Washington – The ravaging of America by Covid-19 is so immense that most of us have trouble fathoming the depth of our national trauma. Corona has so engulfed our lives that we have become numb to our upward spiraling death toll.

To make the enormity of our loss more tangible, more visible, more immediate, more palpable, and to help us grasp the ghostly emptiness inflicted on millions of Americans, an ingenious artist has created a seemingly infinite field of foot-high white flags on the National Mall, one for each of our nearly 700-thousand fatalities. It is a tapestry of death, whipping in the wind, in the shadow of the Washington monument.

Suzanne Firstenberg

Its creator — Suzanne Firstenberg, a 62-year-old artist from South Dakota with luminous blue eyes and a welcoming gaze, says she was seeking a medium that would honor and value each individual life lost and simultaneously convey the vastness of the death toll.

Her art speaks powerfully. The sheer sweep and yawning expanse of Firstenberg’s field of flags is stunning, awesome, and painful to behold. Her valley of death stretches toward the horizon in all directions. And the poignant, hand-written notes on many flags are a piercing reminder that this is no mere mechanical accounting but an embodiment of the personal tragedies and the holes left in the hearts and homes of Americans from Scranton and Savannah to Sioux Falls and Sacramento.

More Flags Here than in Arlington National Cemetery

With the death toll still climbing, Firstenberg’s memorial already contains more flags than the legendary headstones to the American war dead on the hallowed ground at Arlington National Cemetery and more flags than the crosses at the enormous graveyard in Normandy that honors the young heroes who stormed French beaches on D-day to liberate Europe from the Nazis.

Yet with its mournful message, Firstenberg’s field inspires empathy. People treat each other gently. They talk with hushed respect. They stroll quietly, thoughtfully along the 2 ½ miles of pathways. Volunteers offer fresh flags and women pen personal notes of devotion to lost loved ones. Young men scribble remembrances to their buddies. Fathers kneel by little flags with children. Seniors stare at the immutable truth. Three young people gather on a bench, arms draped around each other’s shoulders, seeking comfort in their common grief

The immensity of this carpet of casualties is overpowering. America has now suffered more corona deaths than all of our horrendous casualties in World War II, more than the gruesome toll to the Union and the Confederacy in the Civil War, more than the pandemic of 1919, a dozen times more than in Vietnam, 200 times more than on 9/11.

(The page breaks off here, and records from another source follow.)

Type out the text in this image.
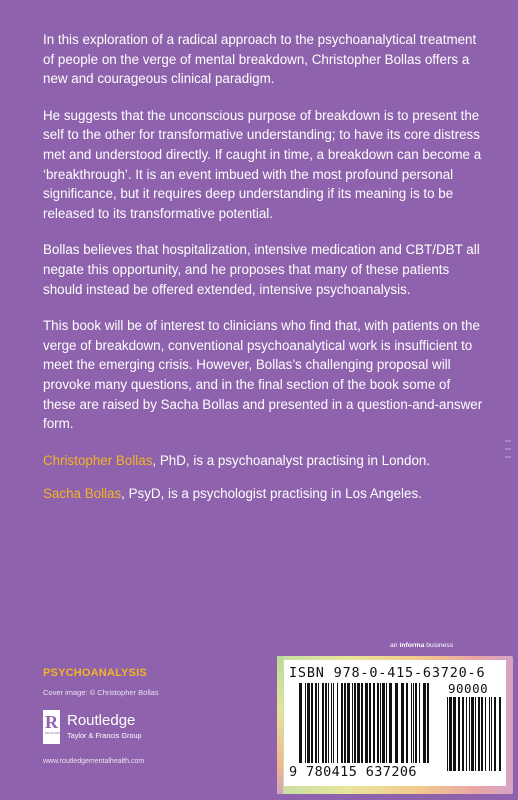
In this exploration of a radical approach to the psychoanalytical treatment of people on the verge of mental breakdown, Christopher Bollas offers a new and courageous clinical paradigm.

He suggests that the unconscious purpose of breakdown is to present the self to the other for transformative understanding; to have its core distress met and understood directly. If caught in time, a breakdown can become a ‘breakthrough’. It is an event imbued with the most profound personal significance, but it requires deep understanding if its meaning is to be released to its transformative potential.

Bollas believes that hospitalization, intensive medication and CBT/DBT all negate this opportunity, and he proposes that many of these patients should instead be offered extended, intensive psychoanalysis.

This book will be of interest to clinicians who find that, with patients on the verge of breakdown, conventional psychoanalytical work is insufficient to meet the emerging crisis. However, Bollas’s challenging proposal will provoke many questions, and in the final section of the book some of these are raised by Sacha Bollas and presented in a question-and-answer form.

Christopher Bollas, PhD, is a psychoanalyst practising in London.

Sacha Bollas, PsyD, is a psychologist practising in Los Angeles.

an informa business
PSYCHOANALYSIS
Cover image: © Christopher Bollas
R
ROUTLEDGE
Routledge
Taylor & Francis Group
www.routledgementalhealth.com
ISBN 978-0-415-63720-6
90000
9 780415 637206
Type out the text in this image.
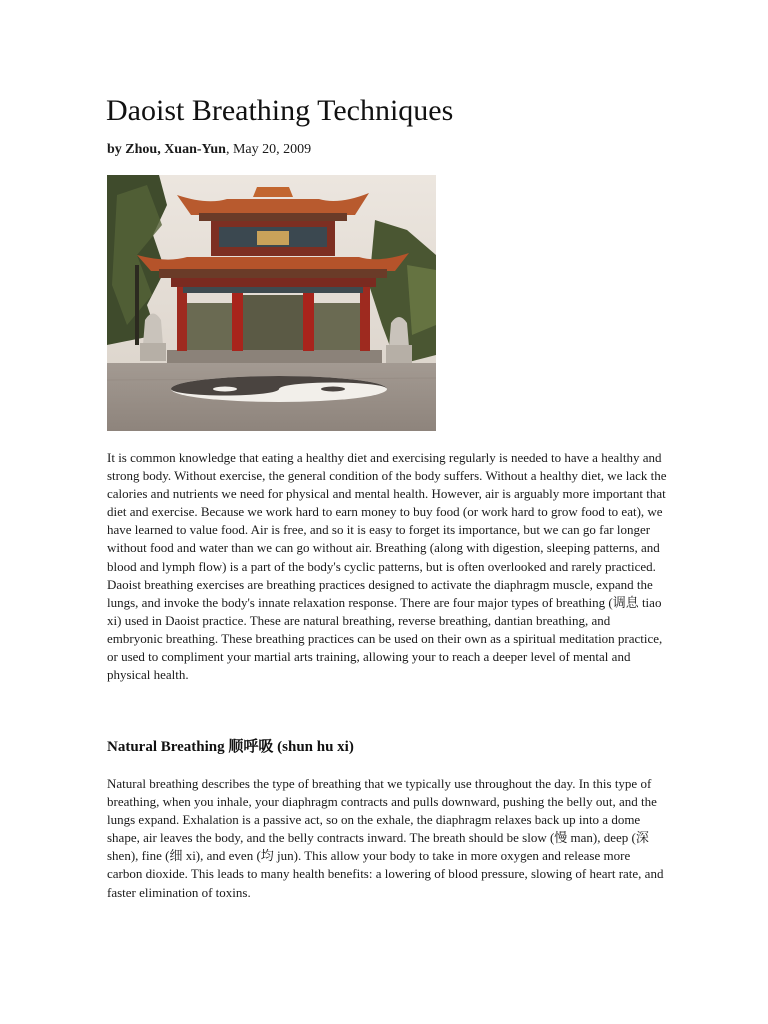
Daoist Breathing Techniques
by Zhou, Xuan-Yun, May 20, 2009

It is common knowledge that eating a healthy diet and exercising regularly is needed to have a healthy and strong body. Without exercise, the general condition of the body suffers. Without a healthy diet, we lack the calories and nutrients we need for physical and mental health. However, air is arguably more important that diet and exercise. Because we work hard to earn money to buy food (or work hard to grow food to eat), we have learned to value food. Air is free, and so it is easy to forget its importance, but we can go far longer without food and water than we can go without air. Breathing (along with digestion, sleeping patterns, and blood and lymph flow) is a part of the body's cyclic patterns, but is often overlooked and rarely practiced. Daoist breathing exercises are breathing practices designed to activate the diaphragm muscle, expand the lungs, and invoke the body's innate relaxation response. There are four major types of breathing (调息 tiao xi) used in Daoist practice. These are natural breathing, reverse breathing, dantian breathing, and embryonic breathing. These breathing practices can be used on their own as a spiritual meditation practice, or used to compliment your martial arts training, allowing your to reach a deeper level of mental and physical health.

Natural Breathing 顺呼吸 (shun hu xi)

Natural breathing describes the type of breathing that we typically use throughout the day. In this type of breathing, when you inhale, your diaphragm contracts and pulls downward, pushing the belly out, and the lungs expand. Exhalation is a passive act, so on the exhale, the diaphragm relaxes back up into a dome shape, air leaves the body, and the belly contracts inward. The breath should be slow (慢 man), deep (深 shen), fine (细 xi), and even (均 jun). This allow your body to take in more oxygen and release more carbon dioxide. This leads to many health benefits: a lowering of blood pressure, slowing of heart rate, and faster elimination of toxins.
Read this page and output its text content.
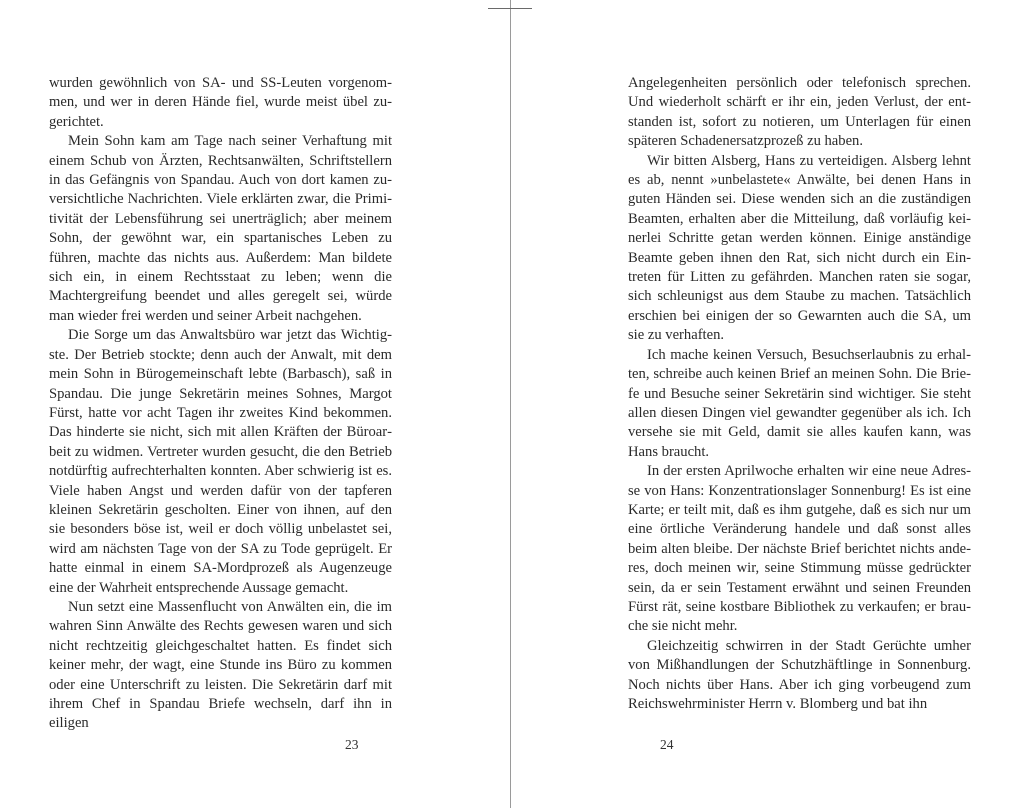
wurden gewöhnlich von SA- und SS-Leuten vorgenommen, und wer in deren Hände fiel, wurde meist übel zugerichtet.

Mein Sohn kam am Tage nach seiner Verhaftung mit einem Schub von Ärzten, Rechtsanwälten, Schriftstellern in das Gefängnis von Spandau. Auch von dort kamen zuversichtliche Nachrichten. Viele erklärten zwar, die Primitivität der Lebensführung sei unerträglich; aber meinem Sohn, der gewöhnt war, ein spartanisches Leben zu führen, machte das nichts aus. Außerdem: Man bildete sich ein, in einem Rechtsstaat zu leben; wenn die Machtergreifung beendet und alles geregelt sei, würde man wieder frei werden und seiner Arbeit nachgehen.

Die Sorge um das Anwaltsbüro war jetzt das Wichtigste. Der Betrieb stockte; denn auch der Anwalt, mit dem mein Sohn in Bürogemeinschaft lebte (Barbasch), saß in Spandau. Die junge Sekretärin meines Sohnes, Margot Fürst, hatte vor acht Tagen ihr zweites Kind bekommen. Das hinderte sie nicht, sich mit allen Kräften der Büroarbeit zu widmen. Vertreter wurden gesucht, die den Betrieb notdürftig aufrechterhalten konnten. Aber schwierig ist es. Viele haben Angst und werden dafür von der tapferen kleinen Sekretärin gescholten. Einer von ihnen, auf den sie besonders böse ist, weil er doch völlig unbelastet sei, wird am nächsten Tage von der SA zu Tode geprügelt. Er hatte einmal in einem SA-Mordprozeß als Augenzeuge eine der Wahrheit entsprechende Aussage gemacht.

Nun setzt eine Massenflucht von Anwälten ein, die im wahren Sinn Anwälte des Rechts gewesen waren und sich nicht rechtzeitig gleichgeschaltet hatten. Es findet sich keiner mehr, der wagt, eine Stunde ins Büro zu kommen oder eine Unterschrift zu leisten. Die Sekretärin darf mit ihrem Chef in Spandau Briefe wechseln, darf ihn in eiligen

Angelegenheiten persönlich oder telefonisch sprechen. Und wiederholt schärft er ihr ein, jeden Verlust, der entstanden ist, sofort zu notieren, um Unterlagen für einen späteren Schadenersatzprozeß zu haben.

Wir bitten Alsberg, Hans zu verteidigen. Alsberg lehnt es ab, nennt »unbelastete« Anwälte, bei denen Hans in guten Händen sei. Diese wenden sich an die zuständigen Beamten, erhalten aber die Mitteilung, daß vorläufig keinerlei Schritte getan werden können. Einige anständige Beamte geben ihnen den Rat, sich nicht durch ein Eintreten für Litten zu gefährden. Manchen raten sie sogar, sich schleunigst aus dem Staube zu machen. Tatsächlich erschien bei einigen der so Gewarnten auch die SA, um sie zu verhaften.

Ich mache keinen Versuch, Besuchserlaubnis zu erhalten, schreibe auch keinen Brief an meinen Sohn. Die Briefe und Besuche seiner Sekretärin sind wichtiger. Sie steht allen diesen Dingen viel gewandter gegenüber als ich. Ich versehe sie mit Geld, damit sie alles kaufen kann, was Hans braucht.

In der ersten Aprilwoche erhalten wir eine neue Adresse von Hans: Konzentrationslager Sonnenburg! Es ist eine Karte; er teilt mit, daß es ihm gutgehe, daß es sich nur um eine örtliche Veränderung handele und daß sonst alles beim alten bleibe. Der nächste Brief berichtet nichts anderes, doch meinen wir, seine Stimmung müsse gedrückter sein, da er sein Testament erwähnt und seinen Freunden Fürst rät, seine kostbare Bibliothek zu verkaufen; er brauche sie nicht mehr.

Gleichzeitig schwirren in der Stadt Gerüchte umher von Mißhandlungen der Schutzhäftlinge in Sonnenburg. Noch nichts über Hans. Aber ich ging vorbeugend zum Reichswehrminister Herrn v. Blomberg und bat ihn

23	24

The Death Toll Didn’t Have to be This Immense

What sears the soul is that it didn’t have to happen this way. The scale of our Covid torment could have been mitigated. We Americans inflicted a massive disaster on ourselves.

For in one tiny plot, a marker reminds us that New Zealand has lost only 27 lives to Covid, out of five million people. A miniature fluttering of flags. Small country, you say, tempting to dismiss. But another marker informs, us that if We, the United States of America, had adopted the strict measures imposed in New Zealand– an immediate countrywide lockdown, tight border controls, strict isolation of infected cases, contact tracing, and mass masking – our likely death toll would have been just 1,809.

Instead, our leaders pooh-poohed Covid, played politics and procrastinated – and we the people have paid a terrible price. Even now, close to 18 months after our first case of Covid, the death toll rolls on. We are hit every day and a half by a new Covid eq1uivalent of 9/11. In just three days, I saw 6,000 new covid deaths recorded, equal to two 9/11s,  and yet 30 or 40 million Americans are still in denial of Covid’s deadly sting, so vividly captured and so movingly honored by this haunting remembrance to the irreplaceable mass of Americans taken from us by Covid-19.